Fueling Fetal Development
Your body's resource management shifts dramatically during pregnancy. Your metabolic rate increases to support organogenesis and placental growth:
1Metabolic Surge: By the second trimester, your BMR begins a steady climb. This is why you feel hungrier—it’s a biological signal for more energy.
2The Protein Anchor: Pregnancy is essentially a state of rapid growth. Ensuring you meet the targets in our Protein Calculator is vital for building the baby’s brain and muscle tissue.
3Weight Monitoring: Healthy weight gain depends on your starting BMI. We help you stay within clinical guidelines to avoid complications like gestational diabetes.
Activity & Cardiovascular Safety
Maintaining a moderate exercise routine can reduce delivery complications. However, your blood volume increases by 50% during pregnancy. It is essential to keep your effort within a safe Target Heart Rate to ensure oxygen flow to the placenta.
"Pro Tip: If you feel short of breath, slow your Walking Pace. Listen to your body as it prioritizes the baby's growth."
Understanding the Three Trimesters
1st Trimester (Wk 1-12)
The foundation of life. Hormones are peaking. It’s the best time to stabilize your maintenance calories and start prenatal vitamins.
2nd Trimester (Wk 13-26)
The "Golden Period." Energy returns. Use this time to track your weight milestones as the baby grows from the size of a lemon to a cauliflower.
3rd Trimester (Wk 27-40)
Preparation for birth. Focus on rest and pelvic health. Monitor your Due Date closely for any signs of labor.
The Myth of "Eating for Two"
Modern nutrition science suggests that you only need about 300-500 extra calories per day in the later stages of pregnancy. Over-eating can lead to high Body Fat Percentage gain that is difficult to lose post-partum. Instead, focus on nutrient density. Strength is also important; while you shouldn't test your One-Rep Max now, maintaining lean muscle will help your body recover faster after delivery.
Planning your post-partum journey? Keep an eye on your timeline to prepare for the nutritional needs of breastfeeding.
Pregnancy Tracking FAQ
How accurate is the 40-week calculation?
It is a clinical estimate. Most first-time mothers deliver between 38 and 42 weeks. Our Due Date Tool helps you narrow down this window.
Can I diet during pregnancy?
Calorie restriction is generally not recommended. However, tracking your Calories ensures you are getting *enough* nutrients without excessive gain.
What if my conception date is different?
If you know when you ovulated, use our Conception Guide. Doctors usually prioritize ultrasound dates over period dates after the first scan.

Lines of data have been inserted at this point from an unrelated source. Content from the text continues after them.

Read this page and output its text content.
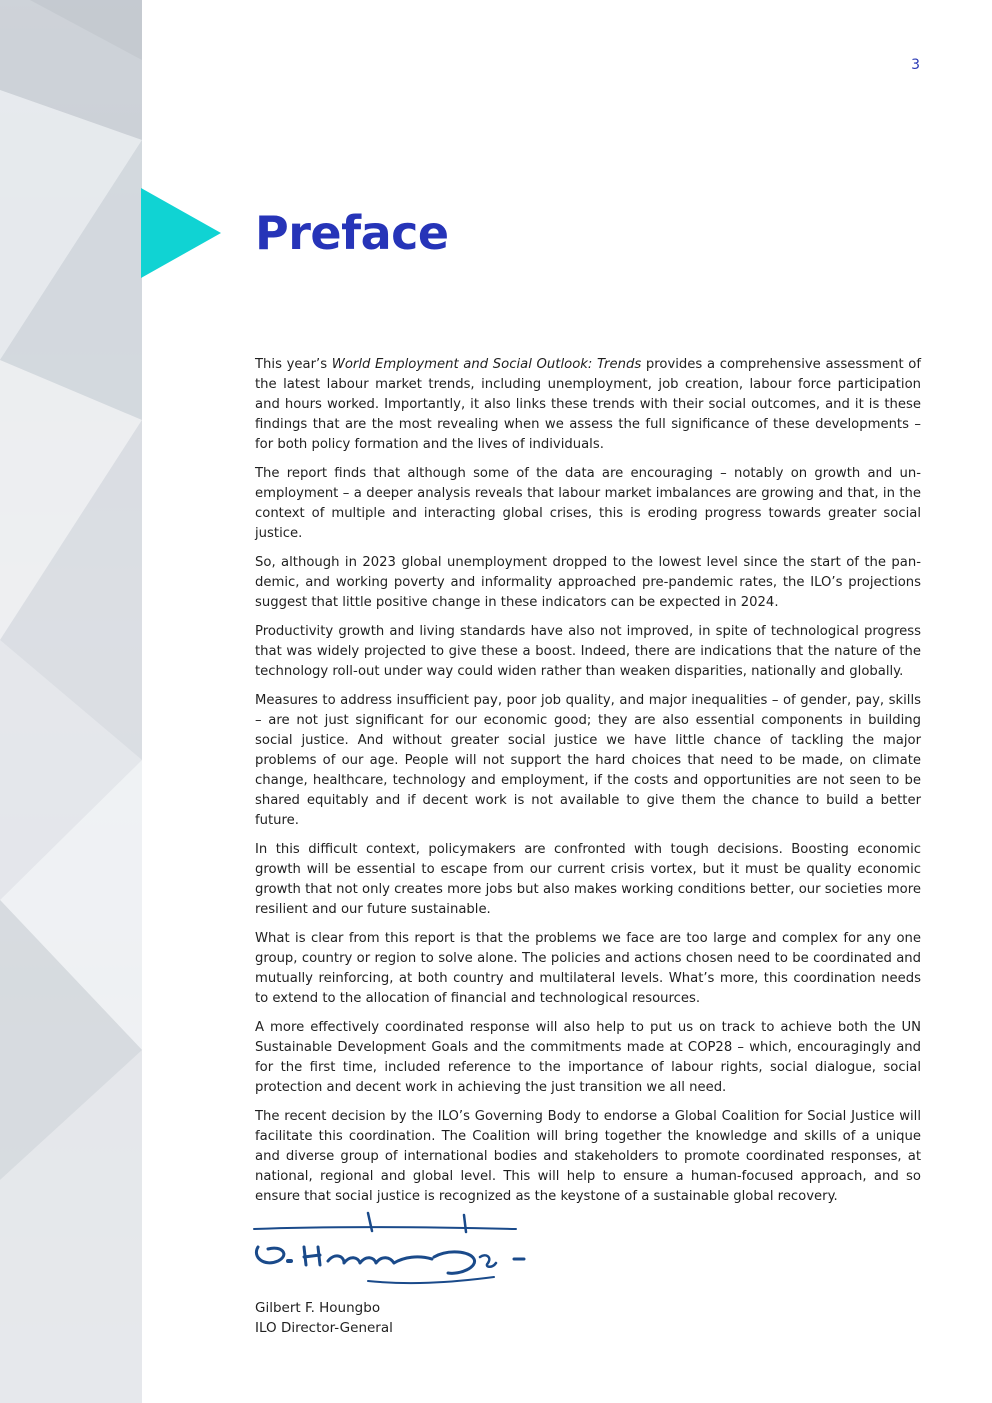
3
Preface

This year’s World Employment and Social Outlook: Trends provides a comprehensive assessment of the latest labour market trends, including unemployment, job creation, labour force participation and hours worked. Importantly, it also links these trends with their social outcomes, and it is these findings that are the most revealing when we assess the full significance of these developments – for both policy formation and the lives of individuals.

The report finds that although some of the data are encouraging – notably on growth and un-employment – a deeper analysis reveals that labour market imbalances are growing and that, in the context of multiple and interacting global crises, this is eroding progress towards greater social justice.

So, although in 2023 global unemployment dropped to the lowest level since the start of the pan-demic, and working poverty and informality approached pre-pandemic rates, the ILO’s projections suggest that little positive change in these indicators can be expected in 2024.

Productivity growth and living standards have also not improved, in spite of technological progress that was widely projected to give these a boost. Indeed, there are indications that the nature of the technology roll-out under way could widen rather than weaken disparities, nationally and globally.

Measures to address insufficient pay, poor job quality, and major inequalities – of gender, pay, skills – are not just significant for our economic good; they are also essential components in building social justice. And without greater social justice we have little chance of tackling the major problems of our age. People will not support the hard choices that need to be made, on climate change, healthcare, technology and employment, if the costs and opportunities are not seen to be shared equitably and if decent work is not available to give them the chance to build a better future.

In this difficult context, policymakers are confronted with tough decisions. Boosting economic growth will be essential to escape from our current crisis vortex, but it must be quality economic growth that not only creates more jobs but also makes working conditions better, our societies more resilient and our future sustainable.

What is clear from this report is that the problems we face are too large and complex for any one group, country or region to solve alone. The policies and actions chosen need to be coordinated and mutually reinforcing, at both country and multilateral levels. What’s more, this coordination needs to extend to the allocation of financial and technological resources.

A more effectively coordinated response will also help to put us on track to achieve both the UN Sustainable Development Goals and the commitments made at COP28 – which, encouragingly and for the first time, included reference to the importance of labour rights, social dialogue, social protection and decent work in achieving the just transition we all need.

The recent decision by the ILO’s Governing Body to endorse a Global Coalition for Social Justice will facilitate this coordination. The Coalition will bring together the knowledge and skills of a unique and diverse group of international bodies and stakeholders to promote coordinated responses, at national, regional and global level. This will help to ensure a human-focused approach, and so ensure that social justice is recognized as the keystone of a sustainable global recovery.

Gilbert F. Houngbo
ILO Director-General
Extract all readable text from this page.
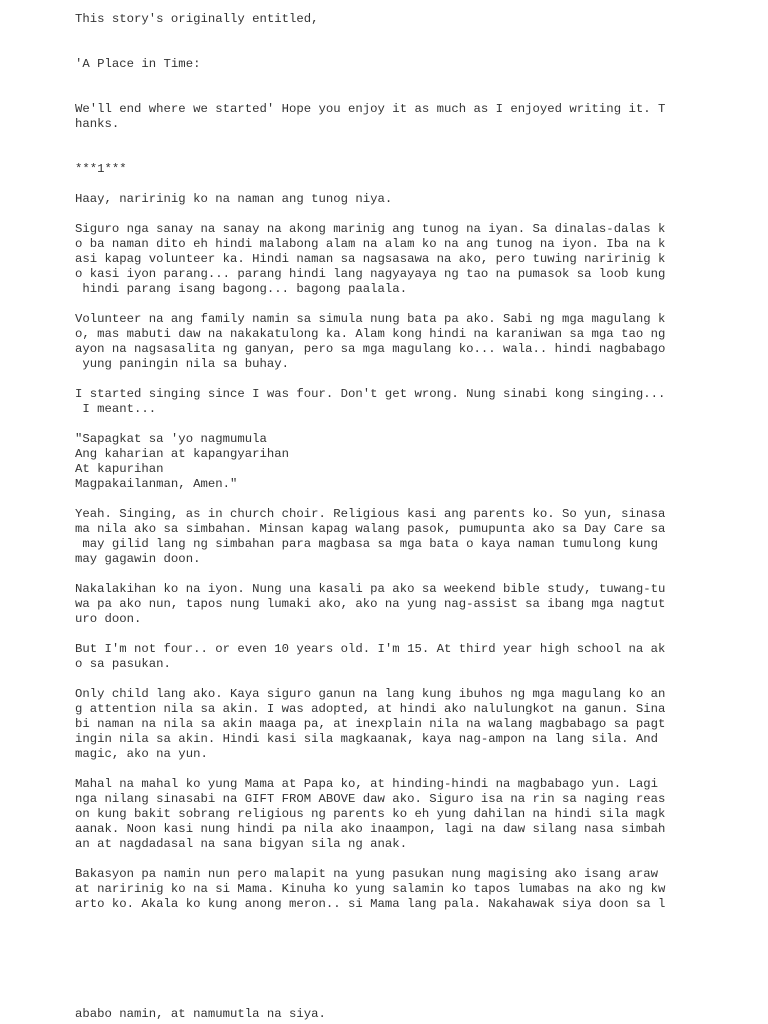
This story's originally entitled,
'A Place in Time:
We'll end where we started' Hope you enjoy it as much as I enjoyed writing it. T
hanks.
***1***
Haay, naririnig ko na naman ang tunog niya.
Siguro nga sanay na sanay na akong marinig ang tunog na iyan. Sa dinalas-dalas k
o ba naman dito eh hindi malabong alam na alam ko na ang tunog na iyon. Iba na k
asi kapag volunteer ka. Hindi naman sa nagsasawa na ako, pero tuwing naririnig k
o kasi iyon parang... parang hindi lang nagyayaya ng tao na pumasok sa loob kung
hindi parang isang bagong... bagong paalala.
Volunteer na ang family namin sa simula nung bata pa ako. Sabi ng mga magulang k
o, mas mabuti daw na nakakatulong ka. Alam kong hindi na karaniwan sa mga tao ng
ayon na nagsasalita ng ganyan, pero sa mga magulang ko... wala.. hindi nagbabago
yung paningin nila sa buhay.
I started singing since I was four. Don't get wrong. Nung sinabi kong singing...
I meant...
"Sapagkat sa 'yo nagmumula
Ang kaharian at kapangyarihan
At kapurihan
Magpakailanman, Amen."
Yeah. Singing, as in church choir. Religious kasi ang parents ko. So yun, sinasa
ma nila ako sa simbahan. Minsan kapag walang pasok, pumupunta ako sa Day Care sa
may gilid lang ng simbahan para magbasa sa mga bata o kaya naman tumulong kung
may gagawin doon.
Nakalakihan ko na iyon. Nung una kasali pa ako sa weekend bible study, tuwang-tu
wa pa ako nun, tapos nung lumaki ako, ako na yung nag-assist sa ibang mga nagtut
uro doon.
But I'm not four.. or even 10 years old. I'm 15. At third year high school na ak
o sa pasukan.
Only child lang ako. Kaya siguro ganun na lang kung ibuhos ng mga magulang ko an
g attention nila sa akin. I was adopted, at hindi ako nalulungkot na ganun. Sina
bi naman na nila sa akin maaga pa, at inexplain nila na walang magbabago sa pagt
ingin nila sa akin. Hindi kasi sila magkaanak, kaya nag-ampon na lang sila. And
magic, ako na yun.
Mahal na mahal ko yung Mama at Papa ko, at hinding-hindi na magbabago yun. Lagi
nga nilang sinasabi na GIFT FROM ABOVE daw ako. Siguro isa na rin sa naging reas
on kung bakit sobrang religious ng parents ko eh yung dahilan na hindi sila magk
aanak. Noon kasi nung hindi pa nila ako inaampon, lagi na daw silang nasa simbah
an at nagdadasal na sana bigyan sila ng anak.
Bakasyon pa namin nun pero malapit na yung pasukan nung magising ako isang araw
at naririnig ko na si Mama. Kinuha ko yung salamin ko tapos lumabas na ako ng kw
arto ko. Akala ko kung anong meron.. si Mama lang pala. Nakahawak siya doon sa l
ababo namin, at namumutla na siya.
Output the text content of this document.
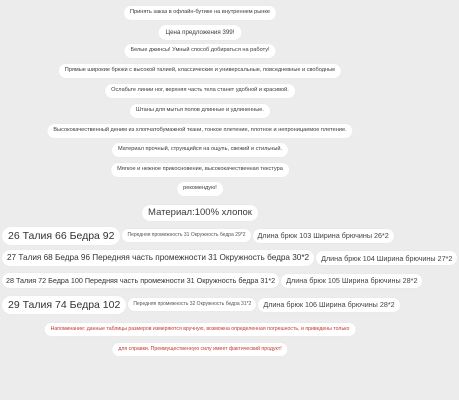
Принять заказ в офлайн-бутике на внутреннем рынке
Цена предложения 399!
Белые джинсы! Умный способ добираться на работу!
Прямые широкие брюки с высокой талией, классические и универсальные, повседневные и свободные
Ослабьте линии ног, верхняя часть тела станет удобной и красивой.
Штаны для мытья полов длинные и удлиненные.
Высококачественный деним из хлопчатобумажной ткани, тонкое плетение, плотное и непроницаемое плетение.
Материал прочный, струящийся на ощупь, свежий и стильный.
Мягкое и нежное прикосновение, высококачественная текстура
рекомендую!
Материал:100% хлопок
26 Талия 66 Бедра 92	Передняя промежность 31 Окружность бедра 29*2 Длина брюк 103 Ширина брючины 26*2
27 Талия 68 Бедра 96 Передняя часть промежности 31 Окружность бедра 30*2 Длина брюк 104 Ширина брючины 27*2
28 Талия 72 Бедра 100 Передняя часть промежности 31 Окружность бедра 31*2 Длина брюк 105 Ширина брючины 28*2
29 Талия 74 Бедра 102	Передняя промежность 32 Окружность бедра 31*2 Длина брюк 106 Ширина брючины 28*2
Напоминание: данные таблицы размеров измеряются вручную, возможна определенная погрешность, и приведены только
для справки. Преимущественную силу имеет фактический продукт!
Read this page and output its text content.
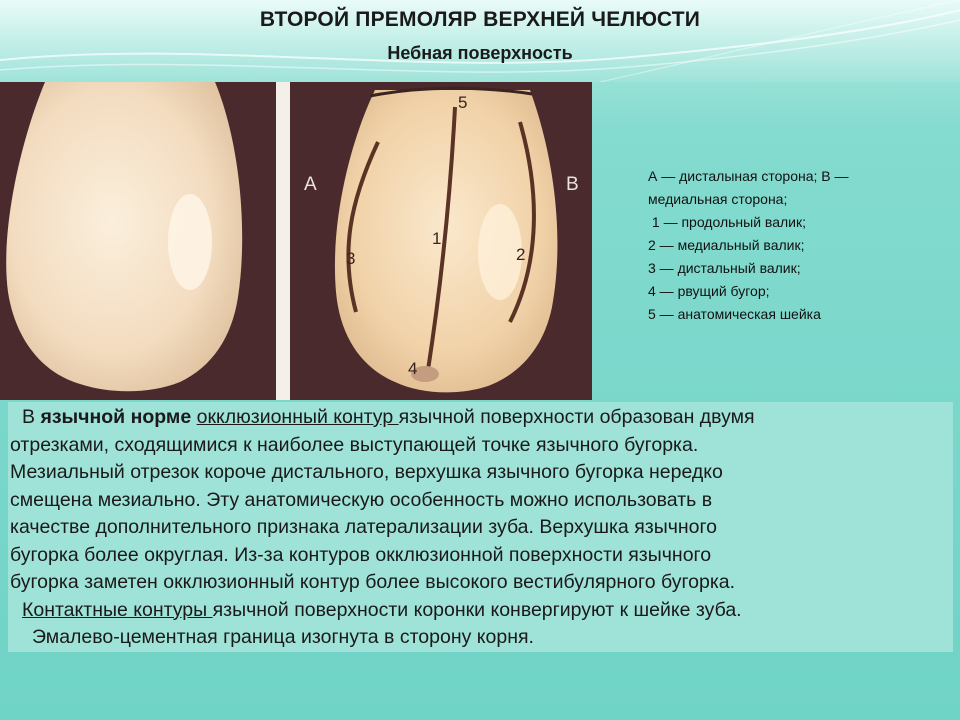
ВТОРОЙ ПРЕМОЛЯР ВЕРХНЕЙ ЧЕЛЮСТИ
Небная поверхность
A	B
5
1
2
3
4
А — дисталыная сторона; В —
медиальная сторона;
1 — продольный валик;
2 — медиальный валик;
3 — дистальный валик;
4 — рвущий бугор;
5 — анатомическая шейка
В язычной норме окклюзионный контур язычной поверхности образован двумя
отрезками, сходящимися к наиболее выступающей точке язычного бугорка.
Мезиальный отрезок короче дистального, верхушка язычного бугорка нередко
смещена мезиально. Эту анатомическую особенность можно использовать в
качестве дополнительного признака латерализации зуба. Верхушка язычного
бугорка более округлая. Из-за контуров окклюзионной поверхности язычного
бугорка заметен окклюзионный контур более высокого вестибулярного бугорка.
Контактные контуры язычной поверхности коронки конвергируют к шейке зуба.
Эмалево-цементная граница изогнута в сторону корня.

How does pregnancy affect my metabolism?
Pregnancy is metabolically expensive. Your BMR stays elevated even after birth if you are breastfeeding, requiring extra protein and hydration.
Preparing for the Post-Partum Shift
Post-Birth Fitness: Once cleared by your doctor, slowly return to activity. Use the Pace Calculator for light walking to rebuild your aerobic base.
Regaining Composition: Don't just watch the weight. Use the Fat Percentage Tool to track healthy changes as you rebuild muscle post-baby.